The randomized, placebo-controlled trial enrolled 2,530 adult patients with either atherosclerotic cardiovascular disease or heterozygous familial hypercholesterolemia. All participants were receiving statins at the highest tolerated dose, with or without ezetimibe, bempedoic acid, or PCSK9 inhibitors. Despite this background therapy, many patients remained above recommended lipid targets.
Participants were randomly assigned in a 2:1 ratio to receive either 10 mg of obicetrapib or placebo once daily for 12 months. The mean age was 65 years, and 34% of participants were female. At baseline, mean low-density lipoprotein (LDL) cholesterol was 98 mg/dL.
At day 84, patients in the obicetrapib group had a 29.9% reduction in LDL cholesterol, compared with a 2.7% increase in the placebo group, for a between-group difference of −32.6 percentage points. At that time point, 51.0% of patients in the obicetrapib group had achieved LDL cholesterol levels less than 55 mg/dL, and 27.9% dropped below 40 mg/dL. These levels are consistent with guideline-based targets for high-risk individuals.
Other lipid measures also improved with obicetrapib.
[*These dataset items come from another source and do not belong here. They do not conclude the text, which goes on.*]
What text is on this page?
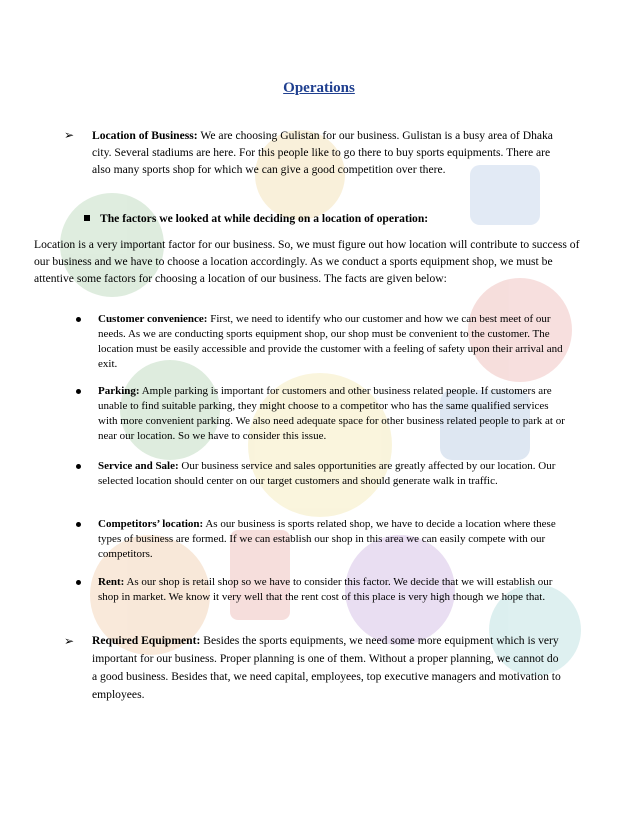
Operations
➢ Location of Business: We are choosing Gulistan for our business. Gulistan is a busy area of Dhaka city. Several stadiums are here. For this people like to go there to buy sports equipments. There are also many sports shop for which we can give a good competition over there.
The factors we looked at while deciding on a location of operation:
Location is a very important factor for our business. So, we must figure out how location will contribute to success of our business and we have to choose a location accordingly. As we conduct a sports equipment shop, we must be attentive some factors for choosing a location of our business. The facts are given below:
Customer convenience: First, we need to identify who our customer and how we can best meet of our needs. As we are conducting sports equipment shop, our shop must be convenient to the customer. The location must be easily accessible and provide the customer with a feeling of safety upon their arrival and exit.
Parking: Ample parking is important for customers and other business related people. If customers are unable to find suitable parking, they might choose to a competitor who has the same qualified services with more convenient parking. We also need adequate space for other business related people to park at or near our location. So we have to consider this issue.
Service and Sale: Our business service and sales opportunities are greatly affected by our location. Our selected location should center on our target customers and should generate walk in traffic.
Competitors’ location: As our business is sports related shop, we have to decide a location where these types of business are formed. If we can establish our shop in this area we can easily compete with our competitors.
Rent: As our shop is retail shop so we have to consider this factor. We decide that we will establish our shop in market. We know it very well that the rent cost of this place is very high though we hope that.
➢ Required Equipment: Besides the sports equipments, we need some more equipment which is very important for our business. Proper planning is one of them. Without a proper planning, we cannot do a good business. Besides that, we need capital, employees, top executive managers and motivation to employees.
Non–high-density lipoprotein (HDL) cholesterol, apolipoprotein B, and triglycerides declined to a greater extent than with placebo. HDL cholesterol and apolipoprotein A1 levels increased significantly in the obicetrapib group.
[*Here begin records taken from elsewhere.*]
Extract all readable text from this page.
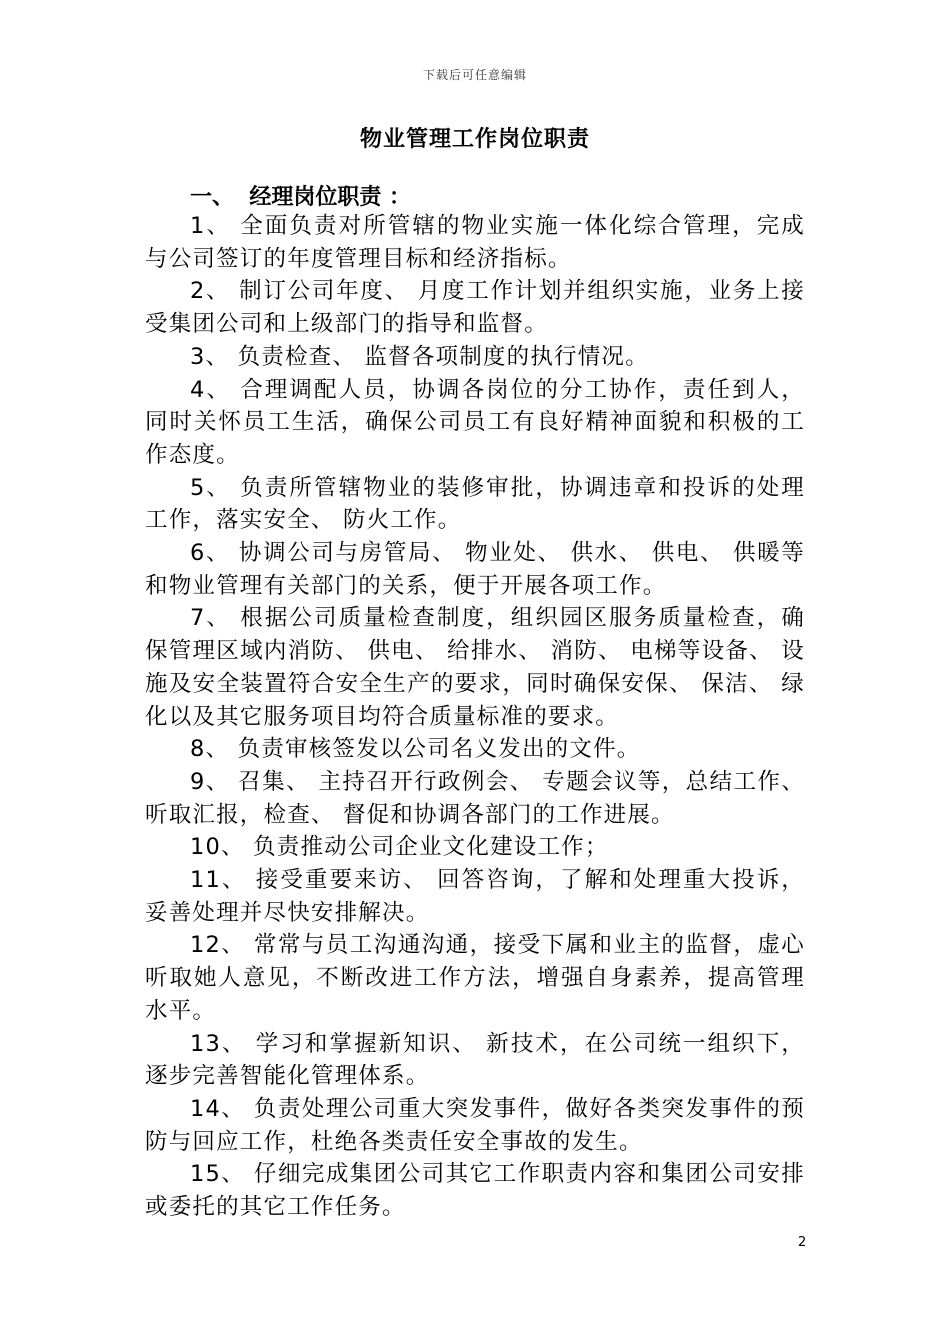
下载后可任意编辑
物业管理工作岗位职责
一、  经理岗位职责 ：

1、 全面负责对所管辖的物业实施一体化综合管理，完成与公司签订的年度管理目标和经济指标。

2、 制订公司年度、 月度工作计划并组织实施，业务上接受集团公司和上级部门的指导和监督。

3、 负责检查、 监督各项制度的执行情况。

4、 合理调配人员，协调各岗位的分工协作，责任到人，同时关怀员工生活，确保公司员工有良好精神面貌和积极的工作态度。

5、 负责所管辖物业的装修审批，协调违章和投诉的处理工作，落实安全、 防火工作。

6、 协调公司与房管局、 物业处、 供水、 供电、 供暖等和物业管理有关部门的关系，便于开展各项工作。

7、 根据公司质量检查制度，组织园区服务质量检查，确保管理区域内消防、 供电、 给排水、 消防、 电梯等设备、 设施及安全装置符合安全生产的要求，同时确保安保、 保洁、 绿化以及其它服务项目均符合质量标准的要求。

8、 负责审核签发以公司名义发出的文件。

9、 召集、 主持召开行政例会、 专题会议等，总结工作、听取汇报，检查、 督促和协调各部门的工作进展。

10、 负责推动公司企业文化建设工作；

11、 接受重要来访、 回答咨询，了解和处理重大投诉，妥善处理并尽快安排解决。

12、 常常与员工沟通沟通，接受下属和业主的监督，虚心听取她人意见，不断改进工作方法，增强自身素养，提高管理水平。

13、 学习和掌握新知识、 新技术，在公司统一组织下，逐步完善智能化管理体系。

14、 负责处理公司重大突发事件，做好各类突发事件的预防与回应工作，杜绝各类责任安全事故的发生。

15、 仔细完成集团公司其它工作职责内容和集团公司安排或委托的其它工作任务。

2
The LDL-lowering effect persisted over 12 months, though it diminished slightly by day 365. At study end, the obicetrapib group had a 25.3% reduction in LDL cholesterol compared with a 1.3% decrease with placebo.
Adverse events occurred in 59.7% of obicetrapib-treated patients and 60.8% of those receiving placebo. Serious adverse events were reported in 12.5% and 13.9% of the two groups, respectively. No significant between-group differences were observed in the incidence of new-onset diabetes, worsening glycemic control, or impaired kidney function. Cardiovascular events occurred in 4.2% of patients receiving obicetrapib and 5.2% of those receiving placebo. However, the trial was not powered to assess clinical outcomes.
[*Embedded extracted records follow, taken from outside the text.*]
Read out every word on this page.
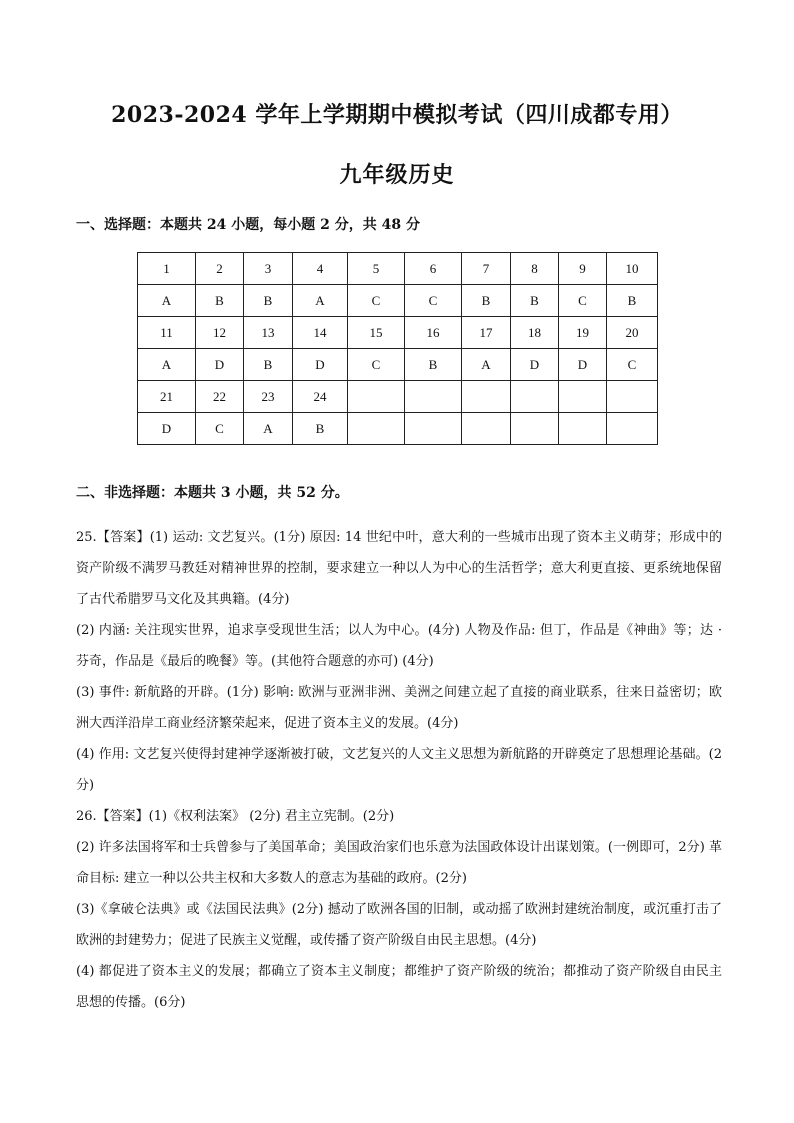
2023-2024 学年上学期期中模拟考试（四川成都专用）
九年级历史
一、选择题：本题共 24 小题，每小题 2 分，共 48 分
1	2	3	4	5	6	7	8	9	10
A	B	B	A	C	C	B	B	C	B
11	12	13	14	15	16	17	18	19	20
A	D	B	D	C	B	A	D	D	C
21	22	23	24						
D	C	A	B						
二、非选择题：本题共 3 小题，共 52 分。

25.【答案】(1) 运动: 文艺复兴。(1分) 原因: 14 世纪中叶，意大利的一些城市出现了资本主义萌芽；形成中的资产阶级不满罗马教廷对精神世界的控制，要求建立一种以人为中心的生活哲学；意大利更直接、更系统地保留了古代希腊罗马文化及其典籍。(4分)

(2) 内涵: 关注现实世界，追求享受现世生活；以人为中心。(4分) 人物及作品: 但丁，作品是《神曲》等；达 · 芬奇，作品是《最后的晚餐》等。(其他符合题意的亦可) (4分)

(3) 事件: 新航路的开辟。(1分) 影响: 欧洲与亚洲非洲、美洲之间建立起了直接的商业联系，往来日益密切；欧洲大西洋沿岸工商业经济繁荣起来，促进了资本主义的发展。(4分)

(4) 作用: 文艺复兴使得封建神学逐渐被打破，文艺复兴的人文主义思想为新航路的开辟奠定了思想理论基础。(2分)

26.【答案】(1)《权利法案》 (2分) 君主立宪制。(2分)

(2) 许多法国将军和士兵曾参与了美国革命；美国政治家们也乐意为法国政体设计出谋划策。(一例即可，2分) 革命目标: 建立一种以公共主权和大多数人的意志为基础的政府。(2分)

(3)《拿破仑法典》或《法国民法典》(2分) 撼动了欧洲各国的旧制，或动摇了欧洲封建统治制度，或沉重打击了欧洲的封建势力；促进了民族主义觉醒，或传播了资产阶级自由民主思想。(4分)

(4) 都促进了资本主义的发展；都确立了资本主义制度；都维护了资产阶级的统治；都推动了资产阶级自由民主思想的传播。(6分)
No major safety signals were identified during the study. These findings suggest that obicetrapib may offer an effective oral option to further reduce LDL cholesterol in patients already receiving intensive lipid-lowering therapy.
A long-term outcomes trial is ongoing to evaluate whether obicetrapib reduces cardiovascular event rates (ClinicalTrials.gov identifier: NCT05202509).
Disclosures are available in the published article.